Gibraltar is the rocky, British territory perched on the Iberian peninsula, just off the coast of Spain at the opening of the Mediterranean Sea. Even before humans wandered the area, there is evidence at Gorham’s Cave that shows Neanderthal man came to this part of Europe and it is believed to have been one of the last places in Europe that they existed before their final disappearance.
In ancient Greek mythology it is told that the passage into the Mediterranean was created by Hercules, while the Romans, Vandals and the Carthaginians all ruled the area for a while. It has been under the control of Arabic Sultans, Spanish Princes and finally in 1704 the British. Like many destinations around southern Europe the constant changes in rule and politics have created a cultural and architecturally interesting place with a diverse range of buildings, cuisine and festivals.
Climate and food
The warm climate and gorgeous views over the mouth of the blue waters of the Med make it a fabulous place to visit and with better communications with the Spanish authorities is has, over recent years, become easier to travel to mainland Europe from the rocky outcrop. While its food varies between Berber and Moroccan dishes from North Africa, traditional Mediterranean meals served in Italy, Spain and Cyprus and of course good old fashioned British foods.
Activities on and around Gibraltar
Anywhere with access to the deep blue, clear water off the Med is going to offer a great range of watersports, scuba diving and sailing. Gibraltar is no different and its turbulent waters have some 30 wrecks on which divers can explore and swim amongst marvelous sea life. There are also a well-equipped fleet of sport fishing boats that give anglers a fabulous time chasing that big catch in the waters around the island, with fishermen landing conger eels, breem and tuna .
In addition to fishing trips, tourists can go on any number of sea excursions along the Spanish coast to Seville or Marbella, alternatively you can take a ferry trip across to Morocco.
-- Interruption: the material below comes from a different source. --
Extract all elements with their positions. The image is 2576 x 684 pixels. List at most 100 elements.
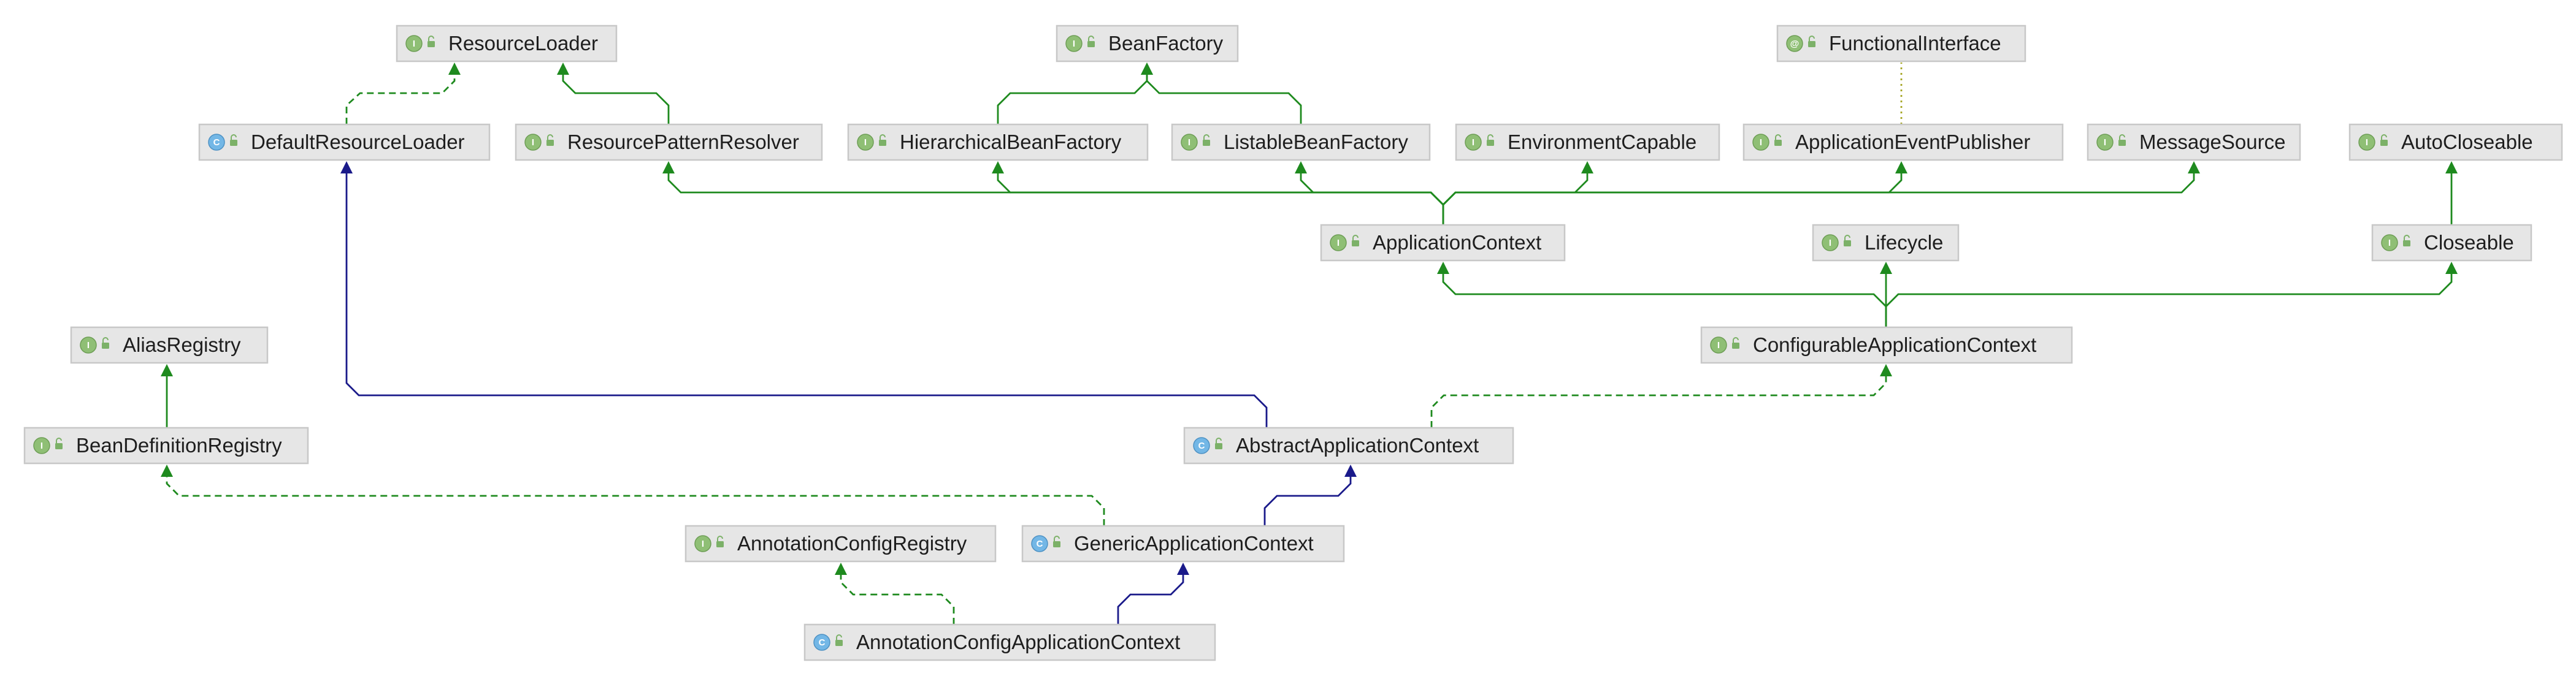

Despite its size Gibraltar has six first class beaches and visitors can leave the luxury of their holiday villa for a relaxing day laying in the sun kissed bays. Catalan Bay is a peaceful retreat, while Camp and Little bays are great places for the family to spend time together.
A favorite tour on the island is that of Lower St Michael’s Cave, enlarged to be used as a hospital during the Second World War, there are now guided trips around the caverns and hollows, a trip includes the photogenic underground lake and the many natural cave structures. There are also informative, professionally run walking tours around the small island, pointing out its interesting features and telling the long, captivating history of Gibraltar. Those who love dark, dank tunnels will be thrilled with the WWII Tunnel tour as there is a 32-mile long, honeycomb of corridors, passageways and rooms to discover.
Many visitors also take the scenic cable car trip to the top of the island, where you have undisturbed views across to North Africa, of the City of Gibraltar and the Bay of Algeciras. Here there is a snack bar and multimedia information center where you can enjoy a bite to eat and photograph the famous Barbary Apes that live here.
Gibraltar is a uniquely different holiday experience, with its eclectic mix of food, proximity to Europe and Africa and rich history it makes for a truly interesting holiday experience. Holiday makers will find lots to see in the museums, lively entertainment and beautiful natural wildlife all in one perfect little package.